Acabei há uns dias de ler O Processo. Li-o de rompante, mas em duas fases (uma delas no estrangeiro, só para perceberem o nível desta pessoa que vos escreve). E ao ler pensei, en passant, se devia ou não ler aquilo, porque diz que o Sr. Franz deixou em testamento que não queria a sua publicação. O Sr. Max, seu amigo, em vez de seguir as instruções, resolveu publicar. Diz ele que, no fundo, era isso que o Sr. Franz queria. Não sei se era ou se não era e também agora já não me interessa muito. Li, está lido.

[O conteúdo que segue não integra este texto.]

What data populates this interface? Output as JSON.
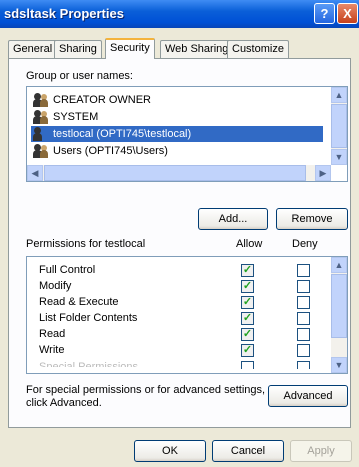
{
  "window": {
    "title": "sdsltask Properties",
    "help_label": "?",
    "close_label": "X"
  },
  "tabs": [
    {
      "label": "General"
    },
    {
      "label": "Sharing"
    },
    {
      "label": "Security",
      "active": true
    },
    {
      "label": "Web Sharing"
    },
    {
      "label": "Customize"
    }
  ],
  "groups": {
    "label": "Group or user names:",
    "items": [
      {
        "label": "CREATOR OWNER"
      },
      {
        "label": "SYSTEM"
      },
      {
        "label": "testlocal (OPTI745\\testlocal)",
        "selected": true
      },
      {
        "label": "Users (OPTI745\\Users)"
      }
    ]
  },
  "buttons": {
    "add": "Add...",
    "remove": "Remove",
    "advanced": "Advanced",
    "ok": "OK",
    "cancel": "Cancel",
    "apply": "Apply"
  },
  "permissions": {
    "label": "Permissions for testlocal",
    "allow_header": "Allow",
    "deny_header": "Deny",
    "rows": [
      {
        "label": "Full Control",
        "allow": true,
        "deny": false
      },
      {
        "label": "Modify",
        "allow": true,
        "deny": false
      },
      {
        "label": "Read & Execute",
        "allow": true,
        "deny": false
      },
      {
        "label": "List Folder Contents",
        "allow": true,
        "deny": false
      },
      {
        "label": "Read",
        "allow": true,
        "deny": false
      },
      {
        "label": "Write",
        "allow": true,
        "deny": false
      },
      {
        "label": "Special Permissions",
        "allow": false,
        "deny": false
      }
    ]
  },
  "advanced_note": {
    "line1": "For special permissions or for advanced settings,",
    "line2": "click Advanced."
  }
}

Mas isto levanta uma questão importante. Porque é que se acha que as pessoas dizem uma coisa mas querem outra? Tenho para mim que a culpa destes mal-entendidos é apenas e só dos Srs. Fiz-isto-e-acho-que-está-muito-bom-mas-vou-dizer-que-não-está-para-ver-se-insistem-comigo-e-se-me-dizem-o-quão-bom-eu-sou-e-depois-vou-dizer-oh-sou-lá-agora-bom-para-ver-se-insistem-mais-um-bocadinho-e-para-parecer-que-tudo-isto-foi-contra-a-minha-vontade, que, no fundo, também se chamam Srs. Não-obrigada-não-vale-a-pena-não-te-vais-estar-agora-a-incomodar-não-a-sério-estou-te-a-dizer-que-não-é-preciso-mas-não-te-faz-mesmo-diferença?-não-não-quero-então-mas-tens-a-certeza-que-não-vai-causar-transtorno?. São duas faces da mesma moeda, estes dois senhores. Os dois olhos da mesma cara, para usar uma metáfora mais original, ainda que menos conseguida. São eles que fazem os outros perder tempo em conversas inúteis e enfadonhas e que levam a que os interlocutores que por aí andam não acreditem que quando se diz não, não é preciso, é mesmo isso que se quer dizer. Não, não é preciso não é um convite para a insistência até à presumível e inevitável inversão de resposta.
Resolvia-se isto se a primeira resposta de cada um fosse vinculativa. Ia ser bem giro e poupava-nos a todos.